More recent studies show this is not nearly enough for bodybuilders and probably isn't enough even for the average person.


Healthy, hard-training bodybuilders (unless they have certain medical conditions) have little to fear from eating larger amounts of protein.
But if you eat less protein than you need, you have prevented your body from building and maintaining maximum muscle mass.


With protein at a fixed level and fat at a fixed low level, the only variable is carbohydrate.
When you are preparing for a contest, performance involves maintaining muscle while minimizing bodyfat.


Determining how much carbohydrate per day involves not depriving your muscle of carbohydrate.
Obviously, this is not a good diet for bodybuilders when you dehydrate like this your muscles get small and flat.


Carbohydrates, of course, come in all different forms.
Sugar is carbohydrate, as is wine.


Carbohydrate food like sweet potatoes, brown rice, vegetables contain allot of fiber.

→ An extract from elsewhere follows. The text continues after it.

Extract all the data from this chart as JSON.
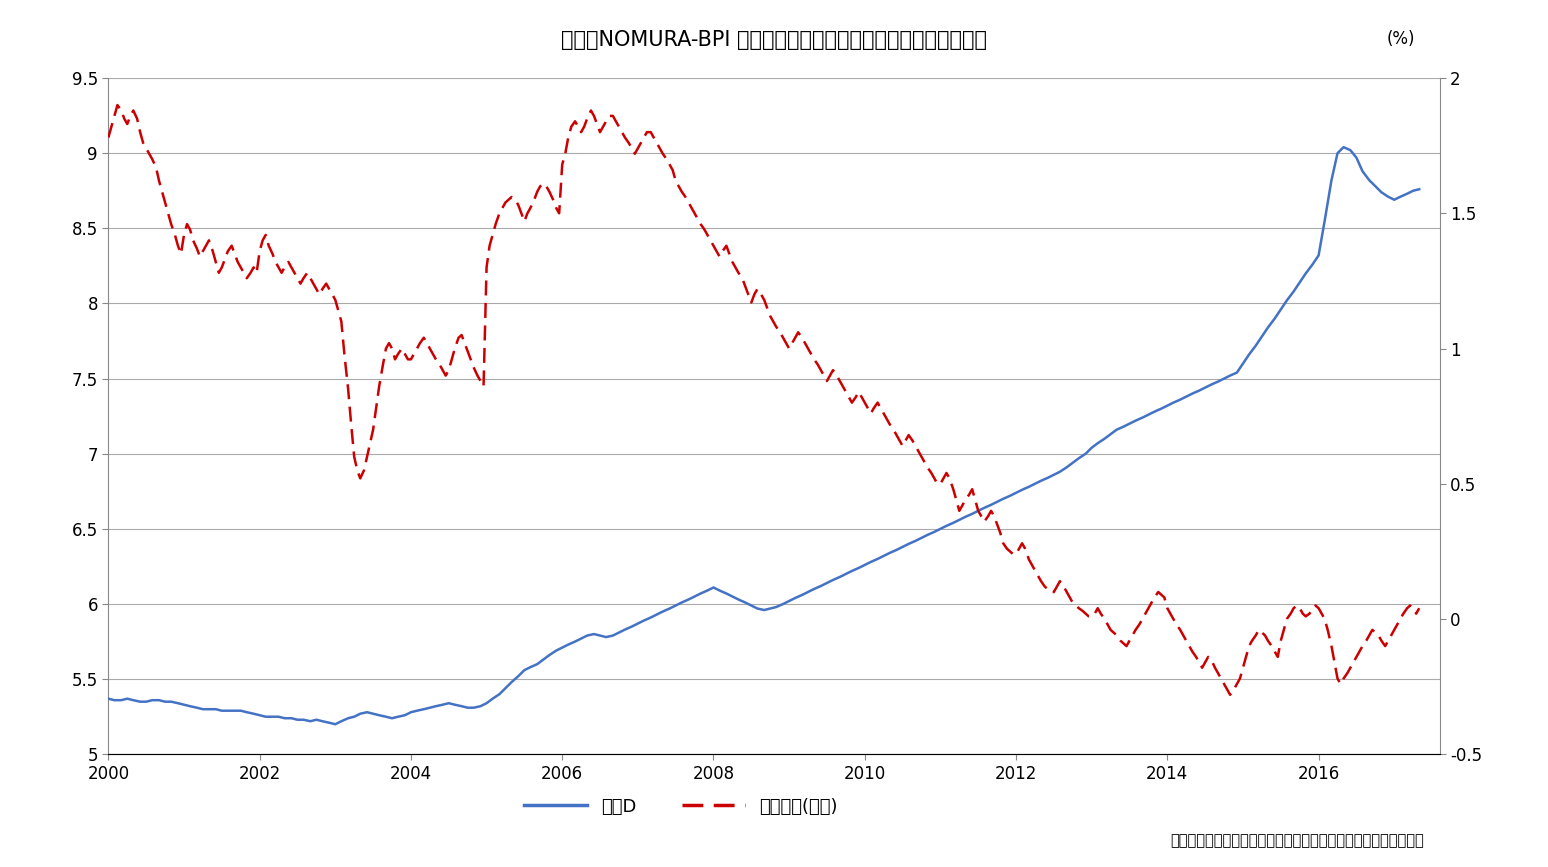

Eating high-fiber foods allows you to eat more, feel full, and avoid a feeling of hunger and deprivation without taking in a large amount of calories.
This isn't true.


The purpose of the diet is to lose subcutaneous fat.
But you may also have intramuscular fat in your body, fat that is like marbling you see in an expensive steak.
If you continue to diet past the point where you have gotten rid of your subcutaneous fat, all you will do is make yourself smaller and smaller without getting harder or more ripped.
How could the percentages be so high? Because these were large 200 pound ripped to the bone individuals, and the bigger you are, the more muscle you have, the more intramuscular fat you will have as well.
So keep that in mind as well.
As your muscles fill up with glycogen and water, you suddenly begin to look bigger, more muscular and super ripped.
"I'm holding water," bodybuilders are always saying a few weeks before a contest, but what is really happening is they are dehydrated due to low levels of glycogen but the little water they do have is temporarily positioned subcutaneously.
Nor should you drop your sodium levels except as part of the immediate pre-contest preparation program only three days prior.

About the Author

To learn more about effective body building techiques go to: muscle building techniques


Rating: Not yet rated

Comments

No comments posted.

Add Comment

You do not have permission to comment. If you log in, you may be able to comment.